Ringing appears because of abrupt attenuation of low frequencies beyond the set cut off frequency. We need to set a cut off frequency, which is basically a radius of the “black hole” in the middle of the frequency map.
You can visualize Fourier transform of an image by normalizing the magnitudes of the frequency map and bring their range down between 0 and 255. Once we get those values down to displayable range, we also need to use logarithmic transform on them.
The purpose of logarithmic transformation is to make values visible. Largest frequency is in the center of the map. Prior to logarithmic transformation, we wouldn’t be able to see much of anything else besides the center.

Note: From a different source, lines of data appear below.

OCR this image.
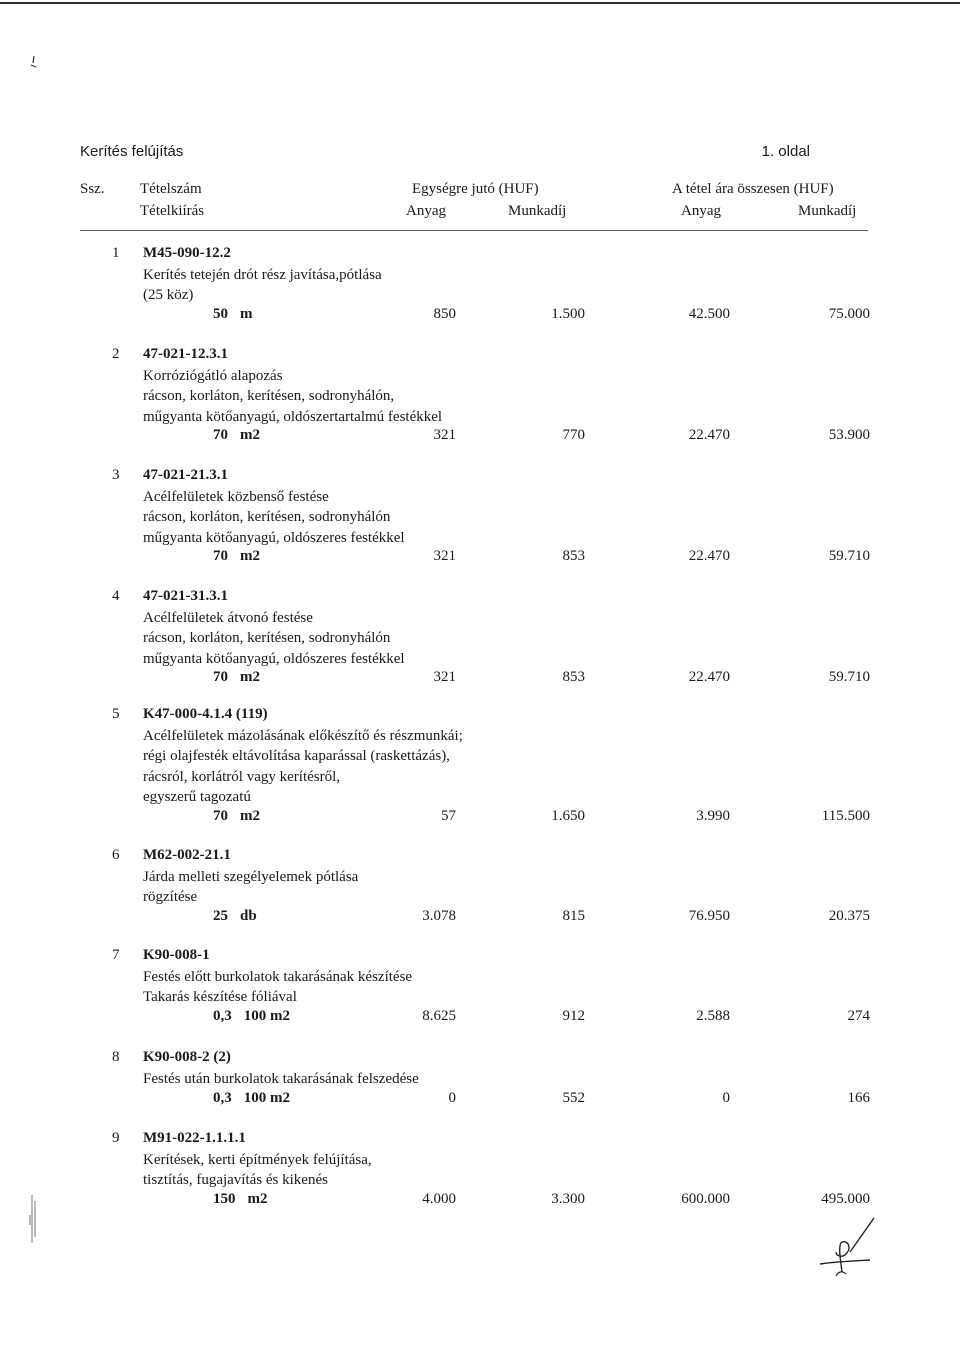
Kerítés felújítás	1. oldal
Ssz. Tételszám
Tételkiírás
Egységre jutó (HUF)	A tétel ára összesen (HUF)
Anyag	Munkadíj	Anyag	Munkadíj
1 M45-090-12.2
Kerítés tetején drót rész javítása,pótlása
(25 köz)
50 m	850	1.500	42.500	75.000
2 47-021-12.3.1
Korróziógátló alapozás
rácson, korláton, kerítésen, sodronyhálón,
műgyanta kötőanyagú, oldószertartalmú festékkel
70 m2	321	770	22.470	53.900
3 47-021-21.3.1
Acélfelületek közbenső festése
rácson, korláton, kerítésen, sodronyhálón
műgyanta kötőanyagú, oldószeres festékkel
70 m2	321	853	22.470	59.710
4 47-021-31.3.1
Acélfelületek átvonó festése
rácson, korláton, kerítésen, sodronyhálón
műgyanta kötőanyagú, oldószeres festékkel
70 m2	321	853	22.470	59.710
5 K47-000-4.1.4 (119)
Acélfelületek mázolásának előkészítő és részmunkái;
régi olajfesték eltávolítása kaparással (raskettázás),
rácsról, korlátról vagy kerítésről,
egyszerű tagozatú
70 m2	57	1.650	3.990	115.500
6 M62-002-21.1
Járda melleti szegélyelemek pótlása
rögzítése
25 db	3.078	815	76.950	20.375
7 K90-008-1
Festés előtt burkolatok takarásának készítése
Takarás készítése fóliával
0,3 100 m2	8.625	912	2.588	274
8 K90-008-2 (2)
Festés után burkolatok takarásának felszedése
0,3 100 m2	0	552	0	166
9 M91-022-1.1.1.1
Kerítések, kerti építmények felújítása,
tisztítás, fugajavítás és kikenés
150 m2	4.000	3.300	600.000	495.000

I’ve written a function that filters frequency maps across all color channels. For it to work, we also need to give it 3 frequency maps in a form of 3 dimensional jagged array of complex numbers. And of course we need to give it the cut off frequency – the radius of the circle in the middle.
public static Complex[][][] Ideal_Highpass_Filter(Complex[][][] frequencies, double distance)
{
int channels = 3;
Complex[][][] filtered = frequencies;
for (int c = 0; c < channels; c++)
{
for (int u = 0; u < Size; u++)
{
for (int v = 0; v < Size; v++)
{
double d = Math.Sqrt(Math.Pow(u - Size / 2, 2) + Math.Pow(v - Size / 2, 2));
if (d <= distance)
{
filtered[c][u][v] = new Complex(0, 0);
}
else
{
filtered[c][u][v] = frequencies[c][u][v];
}
}
}
}
return filtered;
}
It’s almost the same as the function for ideal lowpass filter. The only difference between the two is that we swapped which values we keep.
This tutorial is just one in a series where we talked about filtering in the frequency domain. The majority of the work the program does is conversion of the image from spatial domain to frequency domain and back.
You can download the entire project and try it out yourself. Maybe try playing with the values and see how it effects the filtered image as well.